Richter füllt die mittlere Bildachse aus und blickt offensiv gen
Kamera, während ein Detektiv (Thomas Schücke)
Auskunft über Handlungen eines um 8 Uhr morgens (zur Mordzeit) Observierten
geben soll.
Der schräge Schatten des Fensterholmens korreliert ebenso dem phallischen
Requisit, wie sie auch das Gefangensein in einer triebfeindlichen Kaserne
artikuliert. Der scheinbare sexuelle Triumph Riedmanns bleibt Phantasma,
ermöglicht einzig durch den Kamerablick und die Bildregie des Sohnes
von Heinz Erhardt. Der unversehens mit der auflodernden
Verstrickung der Kollegen konfrontierte Schnüffler biedert sich gleichsam
durch platte verbale Anzüglichkeiten den Liebenden an.
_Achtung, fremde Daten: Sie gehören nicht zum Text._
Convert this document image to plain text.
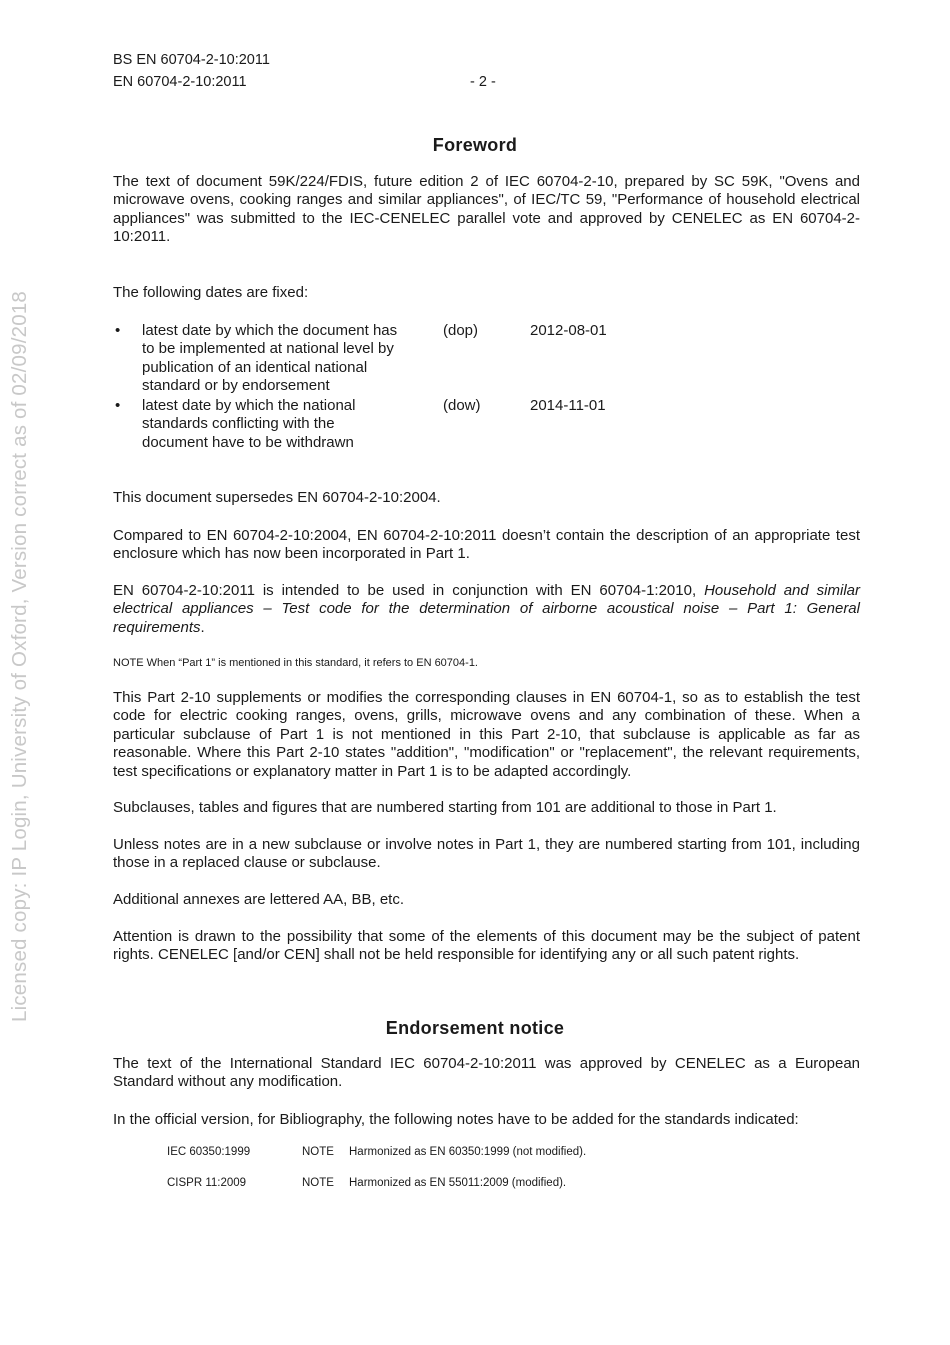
BS EN 60704-2-10:2011
EN 60704-2-10:2011	- 2 -
Licensed copy: IP Login, University of Oxford, Version correct as of 02/09/2018
Foreword
The text of document 59K/224/FDIS, future edition 2 of IEC 60704-2-10, prepared by SC 59K, "Ovens and microwave ovens, cooking ranges and similar appliances", of IEC/TC 59, "Performance of household electrical appliances" was submitted to the IEC-CENELEC parallel vote and approved by CENELEC as EN 60704-2-10:2011.
The following dates are fixed:
• latest date by which the document has
to be implemented at national level by
publication of an identical national
standard or by endorsement
(dop)	2012-08-01
• latest date by which the national
standards conflicting with the
document have to be withdrawn
(dow)	2014-11-01
This document supersedes EN 60704-2-10:2004.
Compared to EN 60704-2-10:2004, EN 60704-2-10:2011 doesn’t contain the description of an appropriate test enclosure which has now been incorporated in Part 1.
EN 60704-2-10:2011 is intended to be used in conjunction with EN 60704-1:2010, Household and similar electrical appliances – Test code for the determination of airborne acoustical noise – Part 1: General requirements.
NOTE When “Part 1” is mentioned in this standard, it refers to EN 60704-1.
This Part 2-10 supplements or modifies the corresponding clauses in EN 60704-1, so as to establish the test code for electric cooking ranges, ovens, grills, microwave ovens and any combination of these. When a particular subclause of Part 1 is not mentioned in this Part 2-10, that subclause is applicable as far as reasonable. Where this Part 2-10 states "addition", "modification" or "replacement", the relevant requirements, test specifications or explanatory matter in Part 1 is to be adapted accordingly.
Subclauses, tables and figures that are numbered starting from 101 are additional to those in Part 1.
Unless notes are in a new subclause or involve notes in Part 1, they are numbered starting from 101, including those in a replaced clause or subclause.
Additional annexes are lettered AA, BB, etc.
Attention is drawn to the possibility that some of the elements of this document may be the subject of patent rights. CENELEC [and/or CEN] shall not be held responsible for identifying any or all such patent rights.
Endorsement notice
The text of the International Standard IEC 60704-2-10:2011 was approved by CENELEC as a European Standard without any modification.
In the official version, for Bibliography, the following notes have to be added for the standards indicated:
IEC 60350:1999	NOTE Harmonized as EN 60350:1999 (not modified).
CISPR 11:2009	NOTE Harmonized as EN 55011:2009 (modified).
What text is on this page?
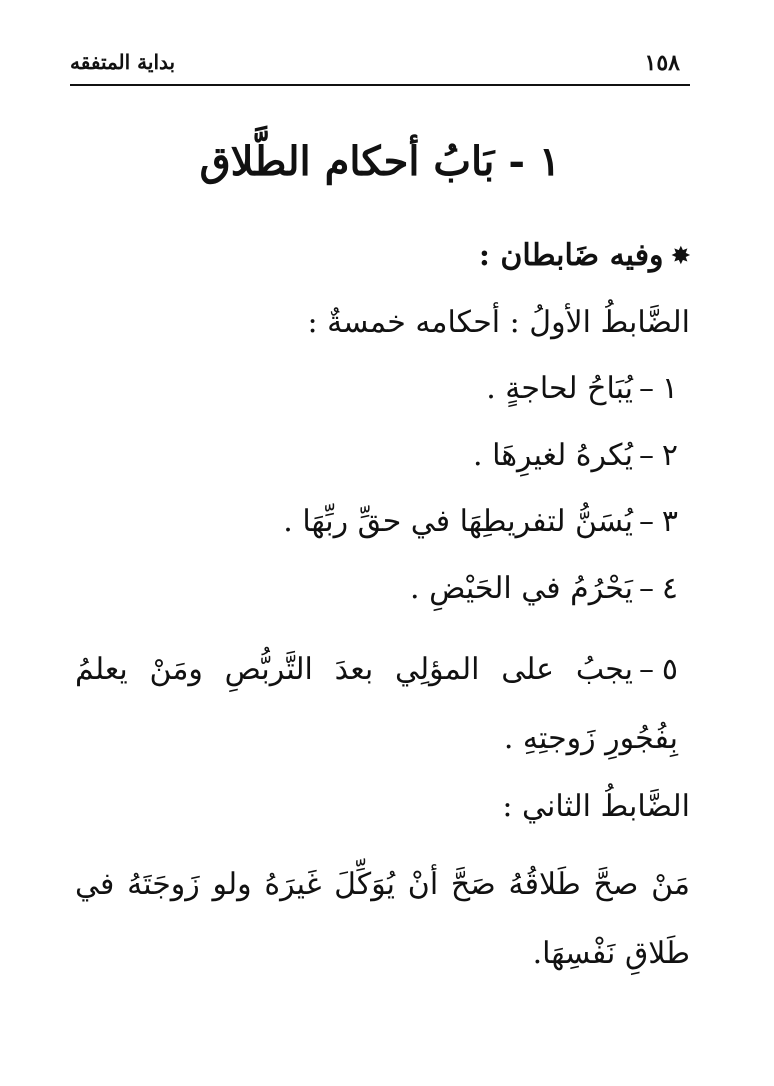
١٥٨
بداية المتفقه
١ - بَابُ أحكام الطَّلاق

✸وفيه ضَابطان :

الضَّابطُ الأولُ : أحكامه خمسةٌ :

١–يُبَاحُ لحاجةٍ .

٢–يُكرهُ لغيرِهَا .

٣–يُسَنُّ لتفريطِهَا في حقِّ ربِّهَا .

٤–يَحْرُمُ في الحَيْضِ .

٥–يجبُ على المؤلِي بعدَ التَّربُّصِ ومَنْ يعلمُ بِفُجُورِ زَوجتِهِ .

الضَّابطُ الثاني :

مَنْ صحَّ طَلاقُهُ صَحَّ أنْ يُوَكِّلَ غَيرَهُ ولو زَوجَتَهُ في طَلاقِ نَفْسِهَا.
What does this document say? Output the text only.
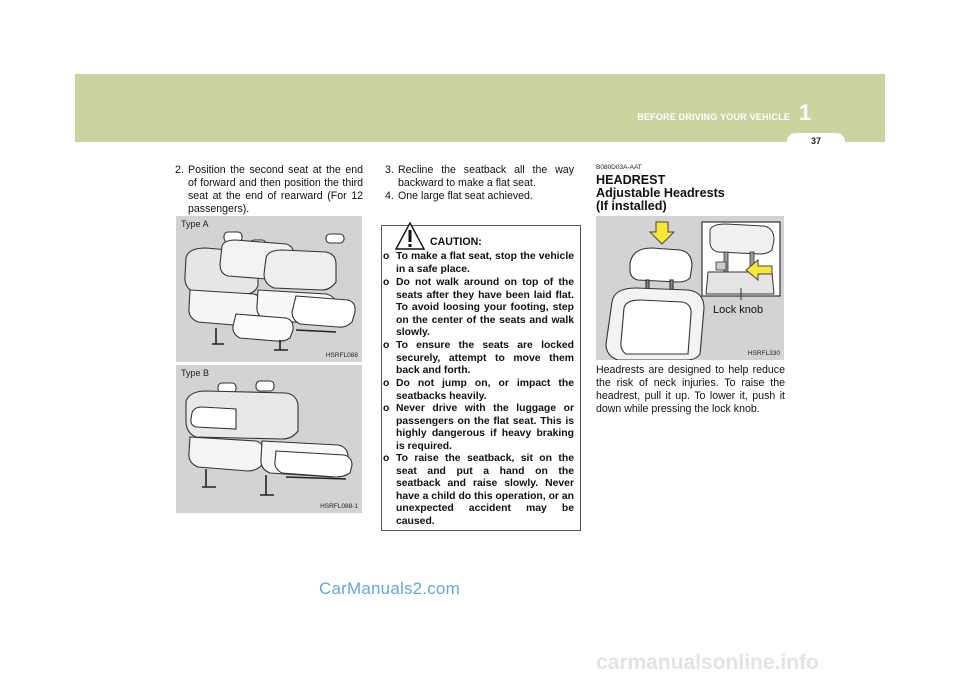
BEFORE DRIVING YOUR VEHICLE 1
37
2. Position the second seat at the end of forward and then position the third seat at the end of rearward (For 12 passengers).
Type A
HSRFL088
Type B
HSRFL088-1
3. Recline the seatback all the way backward to make a flat seat.
4. One large flat seat achieved.
CAUTION:
o To make a flat seat, stop the vehicle in a safe place.
o Do not walk around on top of the seats after they have been laid flat. To avoid loosing your footing, step on the center of the seats and walk slowly.
o To ensure the seats are locked securely, attempt to move them back and forth.
o Do not jump on, or impact the seatbacks heavily.
o Never drive with the luggage or passengers on the flat seat. This is highly dangerous if heavy braking is required.
o To raise the seatback, sit on the seat and put a hand on the seatback and raise slowly. Never have a child do this operation, or an unexpected accident may be caused.
B080D03A-AAT
HEADREST
Adjustable Headrests
(If installed)
Lock knob
HSRFL330
Headrests are designed to help reduce the risk of neck injuries. To raise the headrest, pull it up. To lower it, push it down while pressing the lock knob.
CarManuals2.com
carmanualsonline.info
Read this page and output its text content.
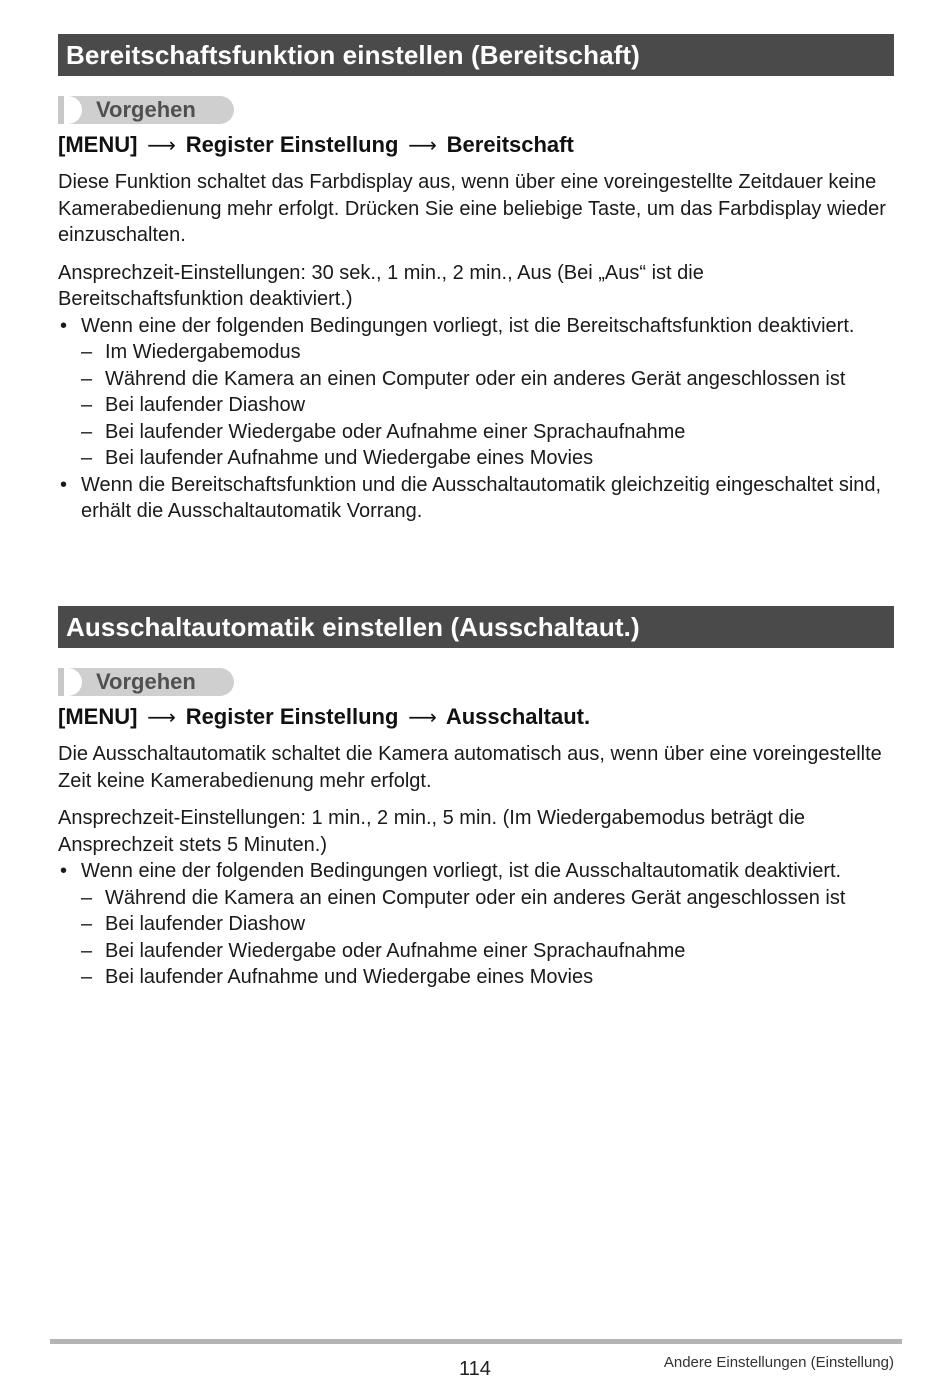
Bereitschaftsfunktion einstellen (Bereitschaft)
Vorgehen
[MENU] ⟶ Register Einstellung ⟶ Bereitschaft
Diese Funktion schaltet das Farbdisplay aus, wenn über eine voreingestellte Zeitdauer keine Kamerabedienung mehr erfolgt. Drücken Sie eine beliebige Taste, um das Farbdisplay wieder einzuschalten.
Ansprechzeit-Einstellungen: 30 sek., 1 min., 2 min., Aus (Bei „Aus“ ist die Bereitschaftsfunktion deaktiviert.)
• Wenn eine der folgenden Bedingungen vorliegt, ist die Bereitschaftsfunktion deaktiviert.
– Im Wiedergabemodus
– Während die Kamera an einen Computer oder ein anderes Gerät angeschlossen ist
– Bei laufender Diashow
– Bei laufender Wiedergabe oder Aufnahme einer Sprachaufnahme
– Bei laufender Aufnahme und Wiedergabe eines Movies
• Wenn die Bereitschaftsfunktion und die Ausschaltautomatik gleichzeitig eingeschaltet sind, erhält die Ausschaltautomatik Vorrang.
Ausschaltautomatik einstellen (Ausschaltaut.)
Vorgehen
[MENU] ⟶ Register Einstellung ⟶ Ausschaltaut.
Die Ausschaltautomatik schaltet die Kamera automatisch aus, wenn über eine voreingestellte Zeit keine Kamerabedienung mehr erfolgt.
Ansprechzeit-Einstellungen: 1 min., 2 min., 5 min. (Im Wiedergabemodus beträgt die Ansprechzeit stets 5 Minuten.)
• Wenn eine der folgenden Bedingungen vorliegt, ist die Ausschaltautomatik deaktiviert.
– Während die Kamera an einen Computer oder ein anderes Gerät angeschlossen ist
– Bei laufender Diashow
– Bei laufender Wiedergabe oder Aufnahme einer Sprachaufnahme
– Bei laufender Aufnahme und Wiedergabe eines Movies
114	Andere Einstellungen (Einstellung)
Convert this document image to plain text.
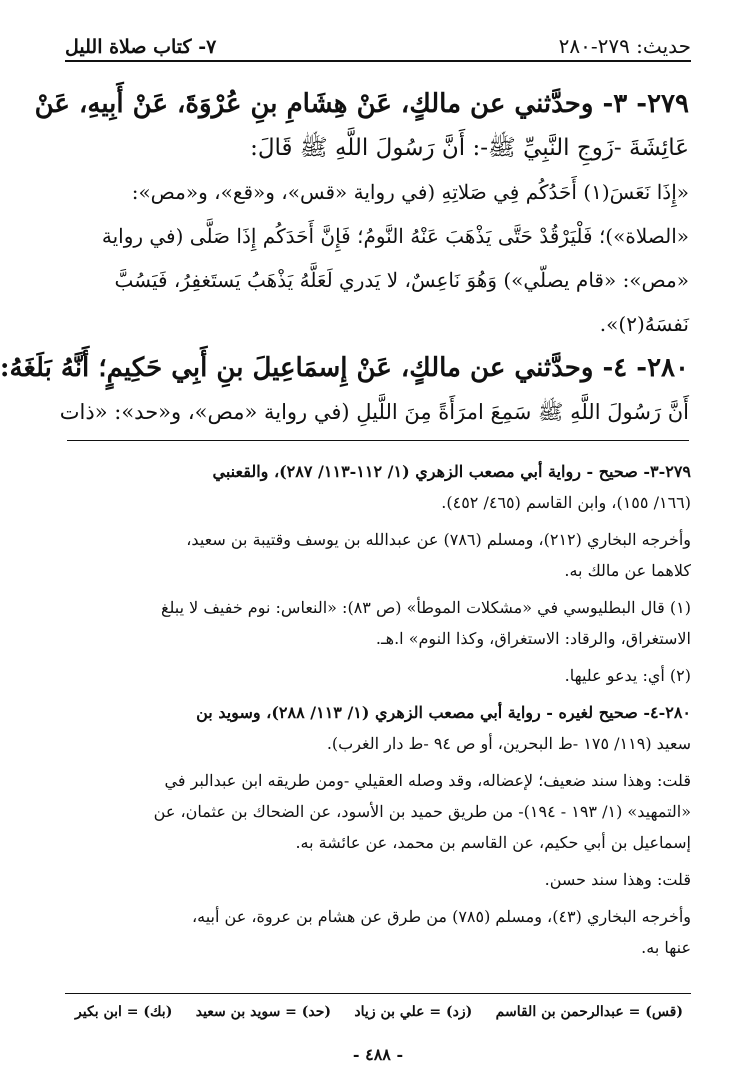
حديث: ٢٧٩-٢٨٠
٧- كتاب صلاة الليل
٢٧٩- ٣- وحدَّثني عن مالكٍ، عَنْ هِشَامِ بنِ عُرْوَةَ، عَنْ أَبِيهِ، عَنْ
عَائِشَةَ -زَوجِ النَّبِيِّ ﷺ-: أَنَّ رَسُولَ اللَّهِ ﷺ قَالَ:
«إِذَا نَعَسَ(١) أَحَدُكُم فِي صَلاتِهِ (في رواية «قس»، و«قع»، و«مص»:
«الصلاة»)؛ فَلْيَرْقُدْ حَتَّى يَذْهَبَ عَنْهُ النَّومُ؛ فَإِنَّ أَحَدَكُم إِذَا صَلَّى (في رواية
«مص»: «قام يصلّي») وَهُوَ نَاعِسٌ، لا يَدري لَعَلَّهُ يَذْهَبُ يَستَغفِرُ، فَيَسُبَّ
نَفسَهُ(٢)».
٢٨٠- ٤- وحدَّثني عن مالكٍ، عَنْ إِسمَاعِيلَ بنِ أَبِي حَكِيمٍ؛ أَنَّهُ بَلَغَهُ:
أَنَّ رَسُولَ اللَّهِ ﷺ سَمِعَ امرَأَةً مِنَ اللَّيلِ (في رواية «مص»، و«حد»: «ذات

٢٧٩-٣- صحيح - رواية أبي مصعب الزهري (١/ ١١٢-١١٣/ ٢٨٧)، والقعنبي
(١٦٦/ ١٥٥)، وابن القاسم (٤٦٥/ ٤٥٢).

وأخرجه البخاري (٢١٢)، ومسلم (٧٨٦) عن عبدالله بن يوسف وقتيبة بن سعيد،
كلاهما عن مالك به.

(١) قال البطليوسي في «مشكلات الموطأ» (ص ٨٣): «النعاس: نوم خفيف لا يبلغ
الاستغراق، والرقاد: الاستغراق، وكذا النوم» ا.هـ.

(٢) أي: يدعو عليها.

٢٨٠-٤- صحيح لغيره - رواية أبي مصعب الزهري (١/ ١١٣/ ٢٨٨)، وسويد بن
سعيد (١١٩/ ١٧٥ -ط البحرين، أو ص ٩٤ -ط دار الغرب).

قلت: وهذا سند ضعيف؛ لإعضاله، وقد وصله العقيلي -ومن طريقه ابن عبدالبر في
«التمهيد» (١/ ١٩٣ - ١٩٤)- من طريق حميد بن الأسود، عن الضحاك بن عثمان، عن
إسماعيل بن أبي حكيم، عن القاسم بن محمد، عن عائشة به.

قلت: وهذا سند حسن.

وأخرجه البخاري (٤٣)، ومسلم (٧٨٥) من طرق عن هشام بن عروة، عن أبيه،
عنها به.

(قس) = عبدالرحمن بن القاسم
(زد) = علي بن زياد
(حد) = سويد بن سعيد
(بك) = ابن بكير
- ٤٨٨ -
Er behauptet,
er wäre im Falle der Beobachtung eines Mordes "von selbst gekommen".
So vermutet auch in einer späteren Szene der Sohn Frau Karens (Susanne
Uhlen), Mark Karen (Thomas Lawinky), sie habe ihn
"wohl kommen sehen."
Über den Darsteller des devoten Parts weiß die ZDF-Website:
"Wenn die Atmosphäre stimmt, geht es dem Schauspieler gut, nur ins
Flugzeug steigt er nicht gerne." Geoffenbarte Phobie oder gekonnte
Anspielung auf Erica
Jongs Sexbuch-Klassiker "Angst vorm Fliegen"? Die Verwirrungen
des Zöglings Riedmann werden uns wohl noch so manches Rätsel
aufgeben. Zum Beispiel so: "Ich liebe die Welt der Kaffeehäuser.
Sie geht zwar auch zugrunde ... Aber die haben einfach eine unverschämt
gute Gestik."
Reichlich verstiegen wird es dann in folgender Interview-Passage:
"ZDFonline: Was mögen Sie besonders gerne? / Markus Böttcher: Schönes
Wetter!"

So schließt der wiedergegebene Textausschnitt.